As we move towards a world which includes quantum computers which exist at scale, we are forced to consider the question of what hard problems in mathematics our next generation of cryptographic systems will be based on. Supersingular Isogeny Graphs were proposed for use in cryptography in 2006 by Charles, Goren, and Lauter. Supersingular Isogeny Graphs are examples of Ramanujan graphs, which are optimal expander graphs. These graphs have the property that relatively short walks on the graph approximate the uniform distribution, and for this reason, walks on expander graphs are often used as a good source of randomness in computer science. But the reason these graphs are important for cryptography is that finding paths in these graphs, i.e. routing, is hard: there are no known subexponential algorithms to solve this problem, either classically or on a quantum computer. For this reason, cryptosystems based on the hardness of problems on Supersingular Isogeny Graphs are currently under consideration for standardization in the NIST Post-Quantum Cryptography (PQC) Competition. This talk will introduce these graphs, the cryptographic applications, and the various algorithmic approaches which have been tried to attack these systems.

**Kristin Estella Lauter** is a mathematician and cryptographer whose research areas are number theory, algebraic geometry, and applications to cryptography. She is particularly known for her work on homomorphic encryption, elliptic curve cryptography, and for introducing supersingular isogeny graphs as a hard problem into cryptography. She is a Principal Researcher and Research Manager of the Cryptography Group at Microsoft Research in Redmond, Washington. She served as President of the Association for Women in Mathematics from 2015 –2017. She has published more than 100 papers and holds more than 50 patents.
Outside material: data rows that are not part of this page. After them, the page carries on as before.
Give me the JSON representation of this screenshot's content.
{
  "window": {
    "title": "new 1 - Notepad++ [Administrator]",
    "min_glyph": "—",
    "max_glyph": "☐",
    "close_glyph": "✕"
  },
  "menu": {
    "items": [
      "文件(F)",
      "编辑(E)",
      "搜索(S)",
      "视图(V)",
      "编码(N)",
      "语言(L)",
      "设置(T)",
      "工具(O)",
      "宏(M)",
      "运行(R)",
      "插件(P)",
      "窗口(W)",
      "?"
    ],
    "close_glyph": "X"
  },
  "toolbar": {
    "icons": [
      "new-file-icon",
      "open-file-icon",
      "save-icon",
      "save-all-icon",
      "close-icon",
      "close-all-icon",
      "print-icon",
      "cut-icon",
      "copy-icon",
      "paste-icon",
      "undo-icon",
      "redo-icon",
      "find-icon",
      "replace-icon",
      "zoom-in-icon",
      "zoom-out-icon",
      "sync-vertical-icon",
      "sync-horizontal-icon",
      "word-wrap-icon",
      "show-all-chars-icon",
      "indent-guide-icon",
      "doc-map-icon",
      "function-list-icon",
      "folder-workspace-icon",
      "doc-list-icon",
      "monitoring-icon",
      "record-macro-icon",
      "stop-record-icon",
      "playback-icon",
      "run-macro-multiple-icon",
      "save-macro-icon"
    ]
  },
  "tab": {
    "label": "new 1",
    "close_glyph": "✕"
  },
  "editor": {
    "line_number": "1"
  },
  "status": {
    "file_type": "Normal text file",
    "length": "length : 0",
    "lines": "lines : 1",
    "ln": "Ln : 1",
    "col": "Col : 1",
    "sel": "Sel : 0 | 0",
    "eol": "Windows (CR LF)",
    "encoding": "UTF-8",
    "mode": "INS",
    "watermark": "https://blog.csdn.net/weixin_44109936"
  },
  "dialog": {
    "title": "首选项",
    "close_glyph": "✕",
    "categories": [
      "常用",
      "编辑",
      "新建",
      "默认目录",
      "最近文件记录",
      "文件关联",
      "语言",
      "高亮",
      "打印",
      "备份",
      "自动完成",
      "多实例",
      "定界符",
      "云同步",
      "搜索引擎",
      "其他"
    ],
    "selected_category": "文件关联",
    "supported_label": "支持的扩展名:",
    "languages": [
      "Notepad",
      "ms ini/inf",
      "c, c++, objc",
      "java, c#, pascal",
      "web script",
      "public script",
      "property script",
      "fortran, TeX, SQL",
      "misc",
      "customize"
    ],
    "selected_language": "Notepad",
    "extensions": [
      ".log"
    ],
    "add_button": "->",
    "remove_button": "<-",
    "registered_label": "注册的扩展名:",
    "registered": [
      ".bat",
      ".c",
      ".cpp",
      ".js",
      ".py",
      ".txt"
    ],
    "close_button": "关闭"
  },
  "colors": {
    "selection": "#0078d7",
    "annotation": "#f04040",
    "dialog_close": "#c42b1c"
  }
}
*Lauter was awarded the Selfridge Prize in Computational Number Theory in 2008 and was elected to the 2015 Class of Fellows of the American Mathematical Society "for contributions to arithmetic geometry and cryptography as well as service to the community." In 2017, she was selected as a fellow of the Association for Women in Mathematics in the inaugural class. She is the 2018-2020 Polya Lecturer for the Mathematical Association of America.*

*Lauter received her BA, MS, and Ph.D degrees in mathematics from the University of Chicago, in 1990, 1991, and 1996, respectively. Prior to joining Microsoft, she held positions as a visiting scholar at Max Planck Institut fur Mathematik in Bonn, Germany (1997), T.H. Hildebrandt Research Assistant Professor at the University of Michigan (1996-1999), and a visiting researcher at Institut de Mathematiques Luminy in France (1999).*

*She is a co-founder of the Women in Numbers Network, a research collaboration community for women in number theory, and she is the lead PI for the AWM NSF Advance Grant (2015-2020) to create and sustain research networks for women in all areas of mathematics. She serves on the Board of Trustees of MSRI, the Advisory Board of the Banff International Research Station and has served on the Council ^{[7]} of the American Mathematical Society (2014-2017).*